ON BASE WITH GRACE COLUMN:
They are ladies who do not take “no” for an answer. Army spouse Rebecca Noah Poynter and Navy wife Joanna Williamson, both from the D.C. area, have been walking the halls of Congress once a week for months, petitioning members to support what they regard as a vital piece of legislation: The Military Spouses Residency Relief Act. The law, which would let military spouses share a home state with their service member, is really “common sense,” Mrs. Poynter told The Washington Times. Mrs. Poynter and Mrs. Williamson have dubbed their mission “Surge on the Senate.” They are eager to move the bill forward, as they will both soon be relocating once again.
Currently, a member of the armed forces is registered in one permanent “home state” regardless of where he or she is deployed. Yet spouses have no “home state” and have to readjust their residency status with each relocation. For military families, who move every few years, this is very cumbersome. For example, a married couple in the armed forces lives in the same house, but on paper, resides in separate states. To illustrate how nonsensical the current status is, the ladies display an array of driver’s licenses when they explain their plight. Thousands of military spouses have now joined the campaign. They have formed a group on Facebook called “Military Spouses Residency Relief Act Coalition.”
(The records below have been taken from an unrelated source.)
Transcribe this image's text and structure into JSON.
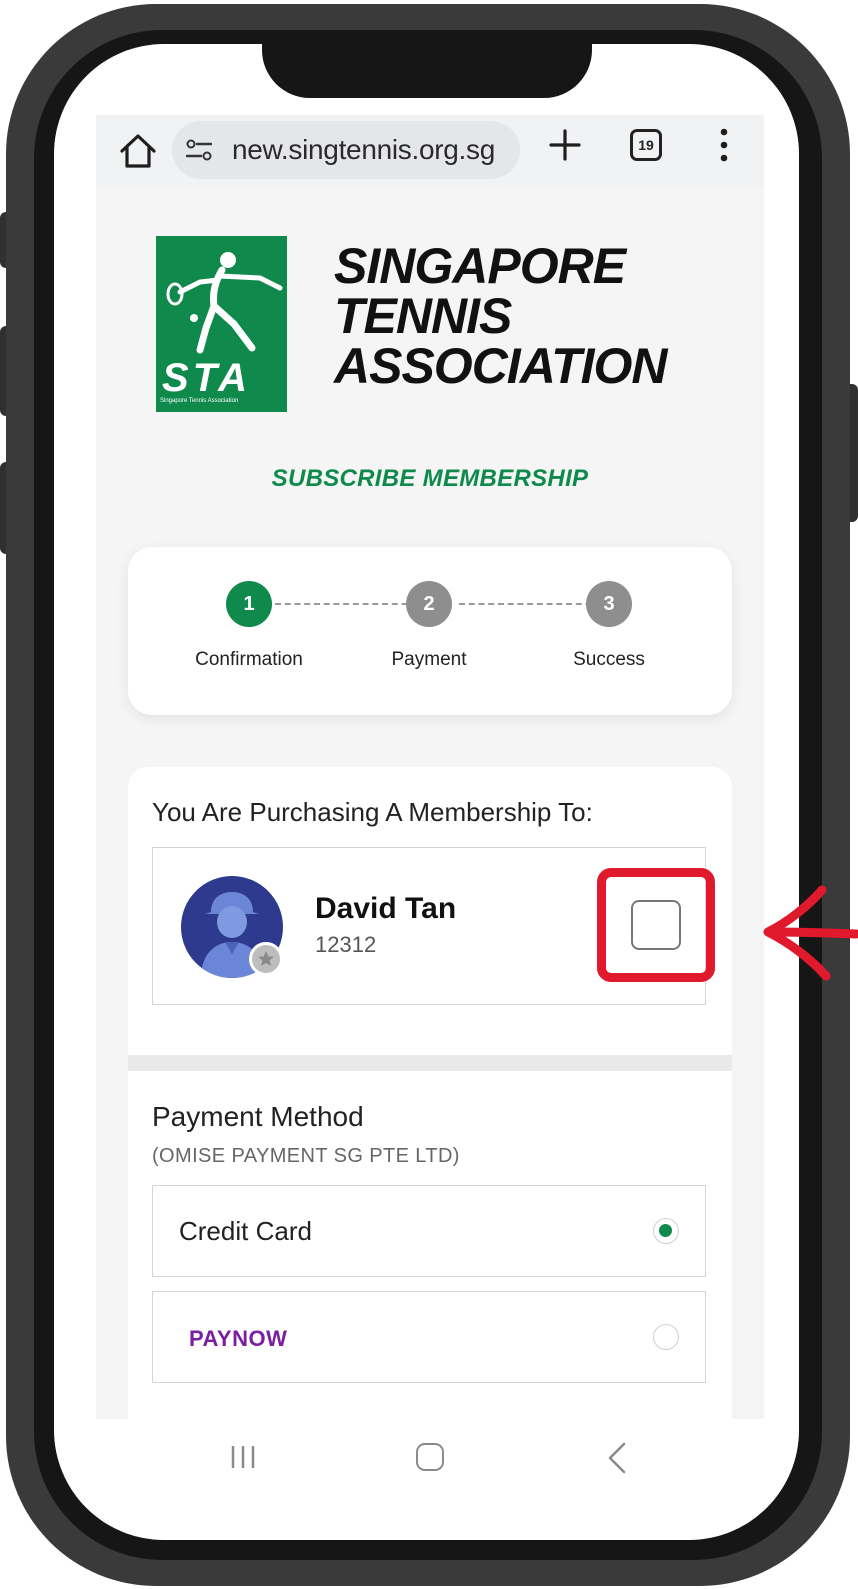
{
  "browser": {
    "url": "new.singtennis.org.sg",
    "tab_count": "19",
    "icons": [
      "home-icon",
      "site-settings-icon",
      "new-tab-plus-icon",
      "tabs-counter-icon",
      "more-options-icon"
    ]
  },
  "brand": {
    "logo_text": "STA",
    "logo_subtext": "Singapore Tennis Association",
    "name_line1": "SINGAPORE",
    "name_line2": "TENNIS",
    "name_line3": "ASSOCIATION",
    "primary_color": "#0f8a4c"
  },
  "page_title": "SUBSCRIBE MEMBERSHIP",
  "stepper": {
    "steps": [
      {
        "number": "1",
        "label": "Confirmation",
        "state": "active"
      },
      {
        "number": "2",
        "label": "Payment",
        "state": "inactive"
      },
      {
        "number": "3",
        "label": "Success",
        "state": "inactive"
      }
    ]
  },
  "purchase": {
    "title": "You Are Purchasing A Membership To:",
    "member": {
      "name": "David Tan",
      "id": "12312",
      "selected": false
    }
  },
  "payment": {
    "title": "Payment Method",
    "provider": "(OMISE PAYMENT SG PTE LTD)",
    "options": [
      {
        "label": "Credit Card",
        "selected": true
      },
      {
        "label": "PAYNOW",
        "selected": false
      }
    ]
  },
  "annotation": {
    "highlight_color": "#e0192d",
    "target": "member-checkbox"
  }
}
Their pleas have resonated. Republican Rep. John Carter, who represents Fort Hood, Texas, the nation’s largest Army base, sponsored the Military Spouses Residency Relief Act in February; Sen. Richard M. Burr, North Carolina Republican, introduced a companion bill in the Senate. The legislation has since garnered bipartisan support. If passed, it would amend the Servicemembers Civil Relief Act, which has already been altered 12 times since 1940 but still does not take into account the needs of military spouses.
When I spoke with Mrs. Poynter during lunch at Union Station, she had recently testified at a Senate hearing. “This is about recognition, fair treatment and equality for military spouses,” she said. Spouses are unable to enjoy some of the basic civil liberties that others take for granted, she explained. “We often don’t have enough time to register to vote in the state we have just been moved to,” she said. “Also, there are enormous financial difficulties for spouses who are constantly moving, such as having their pay, in the case of portable jobs, suddenly taxed according to the new state they live in.”
Mrs. Poynter said that when she moved to Maryland, her job remained the same but she was obliged to pay about $500 more per month in taxes. Spouses also face costs due to multiple registrations of their property and assets. To avoid this, military spouses - 92 percent of whom are female - place their assets in their husband’s name, and thus are at a disadvantage in building individual wealth and establishing credit histories. Military spouses also lament the deterrents to employment and education as a result of their ever-changing residency status.
Their motto is simple: “Military spouses: We deserve a home state too.” On Friday, Military Spouse Day, the nation honors the contributions of military spouses - and can ponder how to help them. “We’re not pioneers. We were obligated to do the right thing for everybody. We were obligated to pursue this,” Mrs. Poynter said. This simple, steady regard for others and determination to do what is right typifies the nation’s military spouses. It is only fitting that Americans reciprocate by supporting a bill that will vastly improve the quality of life of the nation’s military families.
• Grace Vuoto is editor of Base News, a citizen journalism project of The Washington Times for America’s military community.